The goal of this study was to measure net gaseous elemental mercury (GEM) exchange fluxes using a micrometeorological flux-gradient approach over a remote deciduous temperate forest in Massachusetts. We aimed to quantify the magnitude, seasonality and diel patterns of GEM exchange fluxes and characterize controlling variables and relationships to carbon dioxide exchange. A major challenge was to detect small GEM concentration differences between the two inlets above the canopy (at 24 and 31 m). Measured GEM concentration differences were in fact very small with a median of 0.0015 ng m^-3, equal to 0.1% of atmospheric concentrations and about four times lower than previous measurements conducted over grasslands/shrubs. Detailed analysis of null gradients, i.e. potentially systematic biases in concentrations between the inlet lines, along with analysis of spectral patterns and autocorrelations showed that measured gradients were real, statistically highly significant and characterized by strong diel patterns.

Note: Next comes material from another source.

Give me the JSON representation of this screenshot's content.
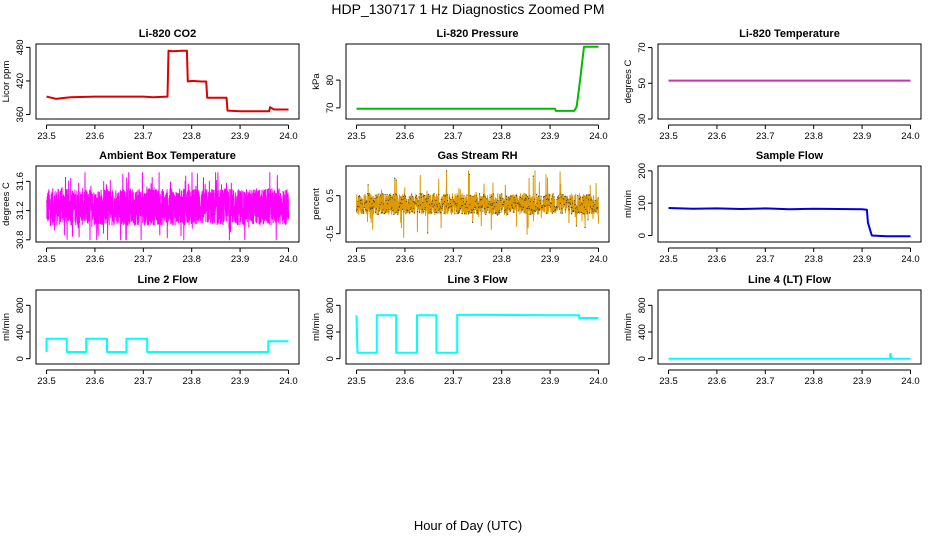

Calculated daily GEM fluxes generally were positive (i.e., emissions) during the winter months (December through February), with median rates of emissions between 1.1 to 4.5 ng m^-2 hr^-1. All other months, specifically summer and fall months, experienced negative GEM fluxes with monthly median net deposition between -2.0 to -8.3 ng m^-2 hr^-1. Cumulative  GEM flux exchange over the duration of a full year showed that the forest was a strong GEM sink, driven by a pronounced summertime and fall GEM deposition (23.9 µg m^-2 between May to November). We attribute the pronounced summertime and fall GEM uptake to GEM assimilation by vegetation during peak vegetation period. Detailed analysis of diel patterns in July, August, September, and October supported pronounced midday deposition GEM enhancement, in accordance to similar daytime deposition maxima for CO₂. Calculating an annual mass balance, we estimate gaseous GEM deposition (e.g., dry deposition) to account to 72% of the total annual Hg deposition of 24.6 µg m^-2 at this forest and exceeding wet deposition three to four-fold.